Beim Bourbon Whiskey sind das etwa Kentucky, USA, 19. Jahrhundert, Tradition und ein bestimmtes Flaschen- und Etikettendesign. Nachahmerprodukte greifen diese Codes auf, weil sie damit sofort als Kategorievertreter erkannt werden. Der Preis dafür ist Austauschbarkeit: Wer die Konventionen des Marktführers übernimmt, bestätigt dessen Position und tritt selbst als Kopie auf.
Für die Positionierungsarbeit ist die Konventionsanalyse deshalb ein wichtiger erster Schritt. Sie beantwortet die Frage, welche Codes in einer Kategorie ohnehin allen gehören und wo Raum für etwas Eigenes bleibt. Und sie legt die Option offen, die Konvention bewusst zu brechen. Das ist riskanter, weil die Zuordnung zur Kategorie erschwert wird, aber es ist der schnellste Weg zu Unterscheidbarkeit.

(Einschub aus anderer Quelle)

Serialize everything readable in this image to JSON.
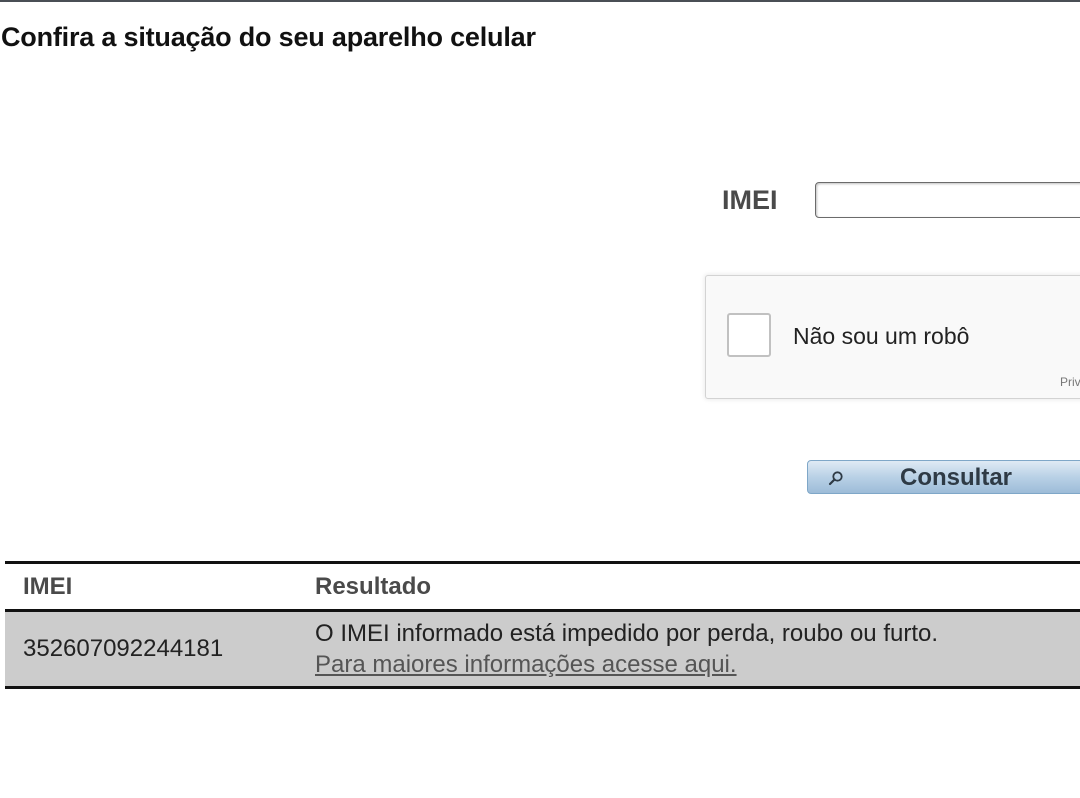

Codes müssen zur Zielgruppe passen
Ein weiterer Prüfpunkt betrifft die Anschlussfähigkeit der eingesetzten Codes.
Ein bekanntes Praxisbeispiel liefert die Kommunikation hochwertiger Pralinen, die über Jahre mit Gold, Luxus, Prominenz und exklusiven Anlässen gearbeitet hat. Die dargestellten Codes zeigten dabei weder die tatsächliche Zielgruppe noch die reale Nutzungssituation. Gekauft und verzehrt wird das Produkt überwiegend in ganz normalen Familienkontexten.
Ein solcher Bruch ist nicht zwingend ein Fehler. Entscheidend ist die Beurteilung durch die Zielgruppe. Werden die Codes als Aufwertung des eigenen Konsums erlebt, funktioniert die Inszenierung, obwohl sie mit der Realität wenig zu tun hat. Werden sie als fremd empfunden, entsteht Distanz.
Für die Analyse ergeben sich daraus zwei Fragen, die getrennt zu beantworten sind: Welche Codes vermittelt die aktuelle Marken- und Produktinszenierung? Und werden diese Codes von der Zielgruppe als relevant beurteilt? Die Antwort auf die erste Frage ist beschreibend. Die Antwort auf die zweite entscheidet über die Wirkung.